Configuration

All parts of an ETL pipeline have access to the ETLContext class and can retrieve configuration parameters via env().

This configuration is backed by a dictionary passed to the context’s constructor. The following code demonstrates how to use environment variables to populate this dictionary:

context = ETLContext(env_vars=dict(os.environ))

Using environment variables makes it easy to configure the ETL pipeline externally.

The following parameters are currently recognized:

Configuration Parameters

Name

Domain

Description

NEO4J_URI

Neo4j Connection

Connection URL, such as neo4j://localhost:7687

NEO4J_USERNAME

Neo4j Connection

Database user that the ETL pipeline will use

NEO4J_PASSWORD

Neo4j Connection

Password for the specified database user

NEO4J_DATABASE

Neo4j Connection

Name of the database to use during the ETL pipeline

REPORTER_DATABASE

Reporting

Name of the database to store ETL metadata.
See Neo4j Reporter for more details. If not provided,
reporting will be done only to the console or a log file.

ETL_ERROR_PATH

Validation

Directory where error files should be created.
See Validation for more details. If not provided, error files will be placed into the same directory as the input files.

NEO4J_TEST_CONTAINER

Testing

Docker image name to use for testing, esp.: neo4j:5.26.1-enterprise.
See Testing for more details. If provided, TestContainers
will be used with the image name provided.

NEO4J_TEST_DATABASE

Testing

Name of the Neo4j database to use during integration testing.
Only considered if NEO4J_TEST_CONTAINER is not given.
Allows to run integration tests against an external Neo4j installation
without impacting other DBs.

Neo4j Driver Configuration

You can pass configuration options directly to the Neo4j Python Driver by using environment variables prefixed with NEO4J_DRIVER_. The prefix is stripped, the name is lowercased, and the value is parsed to the appropriate type before being passed to the driver constructor.

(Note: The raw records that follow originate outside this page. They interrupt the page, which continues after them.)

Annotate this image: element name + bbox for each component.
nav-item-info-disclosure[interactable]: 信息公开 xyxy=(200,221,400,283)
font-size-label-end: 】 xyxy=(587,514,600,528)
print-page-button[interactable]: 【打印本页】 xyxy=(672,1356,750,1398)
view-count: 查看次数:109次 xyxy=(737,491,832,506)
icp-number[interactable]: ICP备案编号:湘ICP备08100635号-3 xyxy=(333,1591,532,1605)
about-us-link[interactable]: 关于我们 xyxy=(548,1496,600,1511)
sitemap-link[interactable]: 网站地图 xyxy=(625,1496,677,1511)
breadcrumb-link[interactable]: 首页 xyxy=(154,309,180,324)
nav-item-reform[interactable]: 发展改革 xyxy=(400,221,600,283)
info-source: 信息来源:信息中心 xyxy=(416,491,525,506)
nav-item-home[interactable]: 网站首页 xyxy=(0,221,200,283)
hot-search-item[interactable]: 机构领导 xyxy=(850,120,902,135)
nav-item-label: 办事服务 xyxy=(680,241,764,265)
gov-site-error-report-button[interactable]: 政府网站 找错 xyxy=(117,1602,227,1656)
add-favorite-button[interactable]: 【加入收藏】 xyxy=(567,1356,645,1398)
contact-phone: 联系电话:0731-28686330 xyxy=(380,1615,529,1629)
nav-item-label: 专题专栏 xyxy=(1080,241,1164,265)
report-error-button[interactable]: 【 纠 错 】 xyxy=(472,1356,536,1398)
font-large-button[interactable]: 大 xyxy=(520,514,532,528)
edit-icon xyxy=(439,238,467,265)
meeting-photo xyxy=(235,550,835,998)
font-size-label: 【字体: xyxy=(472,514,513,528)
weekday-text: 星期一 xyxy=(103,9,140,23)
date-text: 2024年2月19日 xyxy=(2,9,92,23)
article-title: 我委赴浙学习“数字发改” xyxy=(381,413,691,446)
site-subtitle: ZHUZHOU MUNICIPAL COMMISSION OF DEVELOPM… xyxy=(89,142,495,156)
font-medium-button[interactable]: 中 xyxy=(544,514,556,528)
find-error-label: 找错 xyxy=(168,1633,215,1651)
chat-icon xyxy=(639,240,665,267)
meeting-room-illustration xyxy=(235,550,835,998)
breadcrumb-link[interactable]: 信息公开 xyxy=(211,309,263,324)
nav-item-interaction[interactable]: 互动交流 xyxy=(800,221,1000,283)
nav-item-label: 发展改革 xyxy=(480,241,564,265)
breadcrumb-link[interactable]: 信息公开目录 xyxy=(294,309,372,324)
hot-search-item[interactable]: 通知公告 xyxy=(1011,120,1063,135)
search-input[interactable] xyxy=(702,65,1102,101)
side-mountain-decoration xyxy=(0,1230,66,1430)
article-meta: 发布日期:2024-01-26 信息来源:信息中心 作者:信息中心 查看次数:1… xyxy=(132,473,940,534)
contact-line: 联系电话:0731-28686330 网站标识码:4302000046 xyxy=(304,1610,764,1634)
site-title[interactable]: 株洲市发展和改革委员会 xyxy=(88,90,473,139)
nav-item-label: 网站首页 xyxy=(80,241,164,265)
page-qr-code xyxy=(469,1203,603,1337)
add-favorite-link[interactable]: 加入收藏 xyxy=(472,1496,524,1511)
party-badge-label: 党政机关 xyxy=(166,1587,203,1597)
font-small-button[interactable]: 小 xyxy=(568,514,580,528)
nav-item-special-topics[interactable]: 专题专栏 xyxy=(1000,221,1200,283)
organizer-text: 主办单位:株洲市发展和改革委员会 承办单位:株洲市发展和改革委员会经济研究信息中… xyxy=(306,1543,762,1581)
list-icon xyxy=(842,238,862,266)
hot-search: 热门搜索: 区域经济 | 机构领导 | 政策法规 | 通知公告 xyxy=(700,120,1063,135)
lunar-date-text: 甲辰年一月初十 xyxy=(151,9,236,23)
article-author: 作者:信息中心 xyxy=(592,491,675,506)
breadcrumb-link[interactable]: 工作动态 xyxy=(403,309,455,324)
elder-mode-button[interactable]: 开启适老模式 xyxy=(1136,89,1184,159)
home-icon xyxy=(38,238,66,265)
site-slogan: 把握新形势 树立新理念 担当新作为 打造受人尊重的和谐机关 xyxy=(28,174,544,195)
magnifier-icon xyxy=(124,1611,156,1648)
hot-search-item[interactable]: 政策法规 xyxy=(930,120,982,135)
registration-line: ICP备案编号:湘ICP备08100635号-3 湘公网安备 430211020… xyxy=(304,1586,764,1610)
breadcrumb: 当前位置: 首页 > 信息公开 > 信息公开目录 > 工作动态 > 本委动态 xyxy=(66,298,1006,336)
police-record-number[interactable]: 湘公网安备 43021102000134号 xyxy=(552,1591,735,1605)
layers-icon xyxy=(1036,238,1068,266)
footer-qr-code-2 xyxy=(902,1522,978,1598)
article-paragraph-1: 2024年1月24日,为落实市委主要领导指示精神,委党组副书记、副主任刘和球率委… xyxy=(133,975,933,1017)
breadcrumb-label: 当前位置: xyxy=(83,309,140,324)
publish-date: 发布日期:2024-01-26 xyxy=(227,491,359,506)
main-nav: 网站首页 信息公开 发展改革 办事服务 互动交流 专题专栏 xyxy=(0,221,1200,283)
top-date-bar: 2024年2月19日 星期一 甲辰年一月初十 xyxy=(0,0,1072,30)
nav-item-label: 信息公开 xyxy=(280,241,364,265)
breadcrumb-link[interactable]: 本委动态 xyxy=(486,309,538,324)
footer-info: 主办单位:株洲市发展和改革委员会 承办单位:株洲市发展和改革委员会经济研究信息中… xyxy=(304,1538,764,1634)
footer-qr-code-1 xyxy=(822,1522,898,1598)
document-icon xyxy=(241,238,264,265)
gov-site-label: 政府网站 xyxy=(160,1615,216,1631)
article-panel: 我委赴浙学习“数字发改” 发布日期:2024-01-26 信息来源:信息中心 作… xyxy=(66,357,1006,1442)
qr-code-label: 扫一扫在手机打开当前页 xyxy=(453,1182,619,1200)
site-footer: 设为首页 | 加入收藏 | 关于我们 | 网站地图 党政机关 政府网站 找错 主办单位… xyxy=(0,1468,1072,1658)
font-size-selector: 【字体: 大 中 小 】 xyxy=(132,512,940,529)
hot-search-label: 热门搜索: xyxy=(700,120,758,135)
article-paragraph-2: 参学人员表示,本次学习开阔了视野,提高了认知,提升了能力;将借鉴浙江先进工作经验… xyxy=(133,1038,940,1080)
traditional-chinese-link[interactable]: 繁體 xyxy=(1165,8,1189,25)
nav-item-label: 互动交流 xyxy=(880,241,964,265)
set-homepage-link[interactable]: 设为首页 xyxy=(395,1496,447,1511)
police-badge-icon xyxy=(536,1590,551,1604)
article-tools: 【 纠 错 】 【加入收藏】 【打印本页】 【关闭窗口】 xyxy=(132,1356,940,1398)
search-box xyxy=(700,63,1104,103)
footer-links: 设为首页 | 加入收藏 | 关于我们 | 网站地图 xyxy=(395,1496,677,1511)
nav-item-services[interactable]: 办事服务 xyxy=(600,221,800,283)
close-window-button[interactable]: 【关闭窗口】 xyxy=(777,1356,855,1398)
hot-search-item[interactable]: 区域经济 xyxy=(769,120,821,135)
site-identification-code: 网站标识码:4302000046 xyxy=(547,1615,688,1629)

See the Neo4j Python Driver API documentation for a complete list of valid options and their meanings.

Driver Configuration Options

Name

Type

Description

NEO4J_DRIVER_MAX_CONNECTION_POOL_SIZE

int

The maximum total number of connections allowed, per host, to be managed by the connection pool.

NEO4J_DRIVER_CONNECTION_TIMEOUT

float

The maximum amount of time in seconds to wait for a TCP connection to be established.

NEO4J_DRIVER_CONNECTION_ACQUISITION_TIMEOUT

float

The maximum amount of time in seconds to wait for a connection to become available from the pool.

NEO4J_DRIVER_CONNECTION_WRITE_TIMEOUT

float

The maximum amount of time in seconds to wait for a TCP write operation to complete.

NEO4J_DRIVER_MAX_CONNECTION_LIFETIME

float

The maximum time in seconds a pooled connection can remain open before being closed.

NEO4J_DRIVER_MAX_TRANSACTION_RETRY_TIME

float

The maximum amount of time in seconds that a managed transaction will retry before failing.

NEO4J_DRIVER_LIVENESS_CHECK_TIMEOUT

float

The maximum amount of time in seconds to wait for a connection liveness check.

NEO4J_DRIVER_KEEP_ALIVE

bool

Specify whether TCP keep-alive should be enabled.

NEO4J_DRIVER_ENCRYPTED

bool

Specify whether to use an encrypted connection between the driver and server.

NEO4J_DRIVER_USER_AGENT

str

Specify the client agent name.

NEO4J_DRIVER_NOTIFICATIONS_MIN_SEVERITY

str

Set the minimum severity for notifications the server should send to the client (e.g., OFF, WARNING).

NEO4J_DRIVER_NOTIFICATIONS_DISABLED_CATEGORIES

list

A comma-separated list of notification categories to disable (e.g., DEPRECATION, PERFORMANCE).

NEO4J_DRIVER_NOTIFICATIONS_DISABLED_CLASSIFICATIONS

list

A comma-separated list of notification classifications to disable.

NEO4J_DRIVER_WARN_NOTIFICATION_SEVERITY

str

The severity level at which notifications should be logged as warnings by the driver.

NEO4J_DRIVER_TELEMETRY_DISABLED

bool

Specify whether to disable sending anonymous telemetry data to the server.